Hinten im Flugzeug öffnete sich die Laderampe mit einem nervtötenden Kreischen, und ein kalter Luftzug strömte in die Maschine.
»Was ist los?«, fragte Pam.
»Sie müssen etwas erledigen. Vergiss nicht, sie haben uns nur so nebenbei mitgenommen. Geh ein Stück zurück, und bleib neben dem Lademeister stehen.«
»Warum?«
»Weil man uns darum gebeten hat. Ich komme mit.«
»Wie geht es unserem Freund?«, fragte sie.
»Er ist ganz schön neugierig. Wir müssen beide ein Auge auf ihn haben.«
Er sah zu, wie sie nach hinten ging. Dann ging er zur anderen Seite des Rumpfs und forderte McCollum auf: »Zeit zum Aussteigen.«
Ihm war aufgefallen, dass McCollum Pam und ihn bei ihrem Gespräch beobachtet hatte.
»Weiß sie Bescheid?«
»Noch nicht.«
»Finden Sie das nicht ziemlich hart?«
»Wenn Sie Pam besser kennen würden, würden Sie das nicht denken.«
McCollum schüttelte den Kopf. »Ich glaube, mit Ihnen legt man sich besser nicht an.«
»Das sollten Sie sich für die Zukunft unbedingt merken.«
Malone spürte, dass McCollum verstanden hatte. »Aber sicher, Malone. Ich bin einfach nur der Typ, der Ihnen das Leben gerettet hat.«
»Deswegen sind Sie ja jetzt auch hier bei uns.«
»Wie großzügig von Ihnen, wenn man bedenkt, dass nur ich den Wortlaut des Rätsels kenne.«
Malone nahm seine Outdoor-Tasche, in die er George Haddads Hinterlassenschaft und das Buch über den Heiligen Hieronymus gesteckt hatte. Sie hatten die Sachen am Flughafen abgeholt, bevor sie Lissabon verlassen hatten. Er klammerte das Bündel an seiner Brust fest. »Und das hier haben wir mitgebracht. Wir sind also quitt.«
Auch McCollum klammerte eine Tasche voller Dinge, die sie vielleicht brauchen konnten, an seiner Brust fest. Wasser, Essensrationen und ein GPS-Gerät. Auf der Landkarte war etwa drei Meilen von ihrem Ziel entfernt ein Dorf eingezeichnet. Wenn sie nichts fanden, konnten sie zu Fuß dorthin marschieren und von dort aus irgendwie die zwanzig Meilen zum nächsten Flughafen zurücklegen, der in der Nähe des Mosesbergs und des Katharinenklosters lag, die beide beliebte Sehenswürdigkeiten waren.
Sie setzten Schutzbrillen und Helme auf und gingen nach hinten.
»Was machen die?«, fragte Pam, als er zu ihr trat.
Er musste zugeben, dass sie in dieser Kampfuniform richtig knackig aussah. »Sie müssen mit Fallschirmen etwas abwerfen.«
»Diese Fracht hier?
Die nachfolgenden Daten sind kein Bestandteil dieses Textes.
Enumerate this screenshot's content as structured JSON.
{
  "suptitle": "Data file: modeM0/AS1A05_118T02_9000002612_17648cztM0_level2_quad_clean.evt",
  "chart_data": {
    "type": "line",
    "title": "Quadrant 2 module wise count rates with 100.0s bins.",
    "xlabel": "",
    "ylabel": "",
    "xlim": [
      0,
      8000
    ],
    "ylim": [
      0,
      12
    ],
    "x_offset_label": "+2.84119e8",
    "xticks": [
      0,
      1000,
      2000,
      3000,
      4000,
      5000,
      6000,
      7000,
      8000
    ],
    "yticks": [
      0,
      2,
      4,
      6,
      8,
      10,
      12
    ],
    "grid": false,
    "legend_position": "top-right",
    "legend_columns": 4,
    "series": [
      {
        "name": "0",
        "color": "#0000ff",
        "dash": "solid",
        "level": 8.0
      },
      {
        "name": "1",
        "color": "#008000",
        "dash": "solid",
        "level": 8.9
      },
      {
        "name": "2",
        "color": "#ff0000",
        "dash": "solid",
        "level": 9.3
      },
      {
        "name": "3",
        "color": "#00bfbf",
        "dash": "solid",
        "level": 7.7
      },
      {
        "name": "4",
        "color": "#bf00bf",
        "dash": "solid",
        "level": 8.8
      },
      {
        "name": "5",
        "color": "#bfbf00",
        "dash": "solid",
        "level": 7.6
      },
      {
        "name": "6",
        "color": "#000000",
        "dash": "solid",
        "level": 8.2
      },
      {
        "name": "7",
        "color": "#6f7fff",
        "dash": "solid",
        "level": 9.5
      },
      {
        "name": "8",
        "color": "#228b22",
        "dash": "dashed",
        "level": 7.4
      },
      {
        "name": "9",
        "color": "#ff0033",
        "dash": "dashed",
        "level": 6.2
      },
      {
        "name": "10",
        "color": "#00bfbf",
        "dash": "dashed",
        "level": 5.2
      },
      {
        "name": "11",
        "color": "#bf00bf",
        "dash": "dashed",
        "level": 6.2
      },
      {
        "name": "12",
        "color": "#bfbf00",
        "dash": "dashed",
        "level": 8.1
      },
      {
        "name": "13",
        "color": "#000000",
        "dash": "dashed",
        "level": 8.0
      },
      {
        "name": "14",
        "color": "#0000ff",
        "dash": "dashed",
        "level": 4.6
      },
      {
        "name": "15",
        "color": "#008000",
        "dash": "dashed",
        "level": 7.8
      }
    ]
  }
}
Die werfen sie einfach irgendwo raus?«
Das Flugzeug verlangsamte seine Geschwindigkeit auf 120 Knoten, wenn er es noch richtig in Erinnerung hatte, und zog die Spitze nach oben.
Er setzte Pam einen Kevlarhelm auf und schloss eilig den Kinnriemen.
»Was machst du da?«, fragte sie verwundert.
Während er ihr eine Schutzbrille aufsetzte, sagte er: »Die hintere Rampe ist offen. Deswegen müssen wir das machen. So lauten die Sicherheitsanweisungen.«
Er überprüfte ihr Geschirr und vergewisserte sich, dass alle vier Gurte in der Auslösekappe steckten; den Sicherheits-Check seines eigenen Fallschirms hatte er schon erledigt. Dann hakte er sowohl sich als auch Pam an der Aufziehleine des Flugzeugs fest.